= Hakon Sweynson =

11th-century English noble

Hakon Sweynson (Hacon Swegenson; fl. 1051 – In or after 1064) was the only son of Sweyn Godwinson, brother of Harold II of England.

==Biography==
He was given as a hostage to Edward the Confessor in 1051 as assurance of his grandfather Godwin, Earl of Wessex's bad behaviour and support during the confrontation between the earl and the king which led to the exile of Godwin and his other sons.

Upon Godwin's return to England at the head of an army in 1052, following extensive preparations in Ireland and Flanders, Norman supporters of King Edward, and especially Archbishop Robert of Jumièges, fled England. It is likely at this point that Hakon (and Wulfnoth, a younger son of Godwin) were spirited away by the fleeing archbishop, and taken to Normandy, where they were handed over to Duke William of Normandy.
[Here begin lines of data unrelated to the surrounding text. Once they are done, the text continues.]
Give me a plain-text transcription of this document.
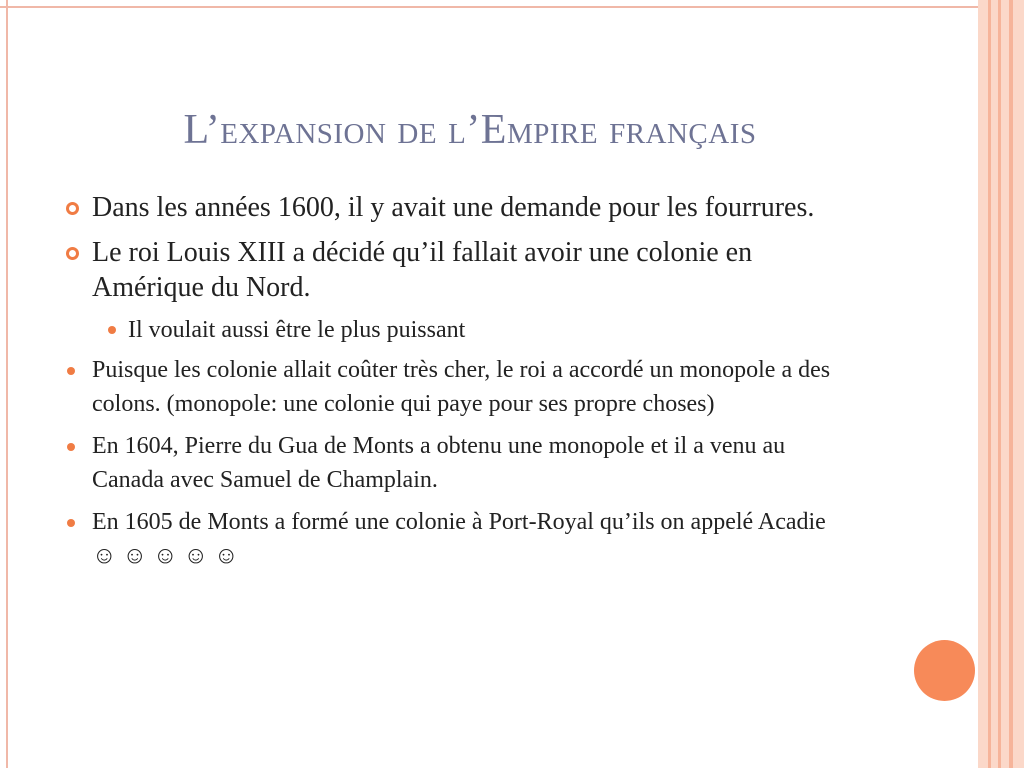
L’expansion de l’Empire français
Dans les années 1600, il y avait une demande pour les fourrures.
Le roi Louis XIII a décidé qu’il fallait avoir une colonie en Amérique du Nord.
Il voulait aussi être le plus puissant
Puisque les colonie allait coûter très cher, le roi a accordé un monopole a des colons. (monopole: une colonie qui paye pour ses propre choses)
En 1604, Pierre du Gua de Monts a obtenu une monopole et il a venu au Canada avec Samuel de Champlain.
En 1605 de Monts a formé une colonie à Port-Royal qu’ils on appelé Acadie ☺ ☺ ☺ ☺ ☺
According to Eadmer's Historia novorum in Anglia, the reason for Harold's excursion to Normandy in 1064 or 1065 was that he wished to free Wulfnoth and Hakon. To this end he took with him a vast amount of wealth, all of which was paid to Count Guy I of Ponthieu.

Hakon returned to England with Harold, and nothing more is known of him after this point. However, his uncle Wulfnoth remained in Normandy, took no part in the battle of Hastings, and outlived William the Conqueror. It is possible Hakon fought and died alongside his family at the Battle of Hastings. Which would explain his hasty disappearance from history.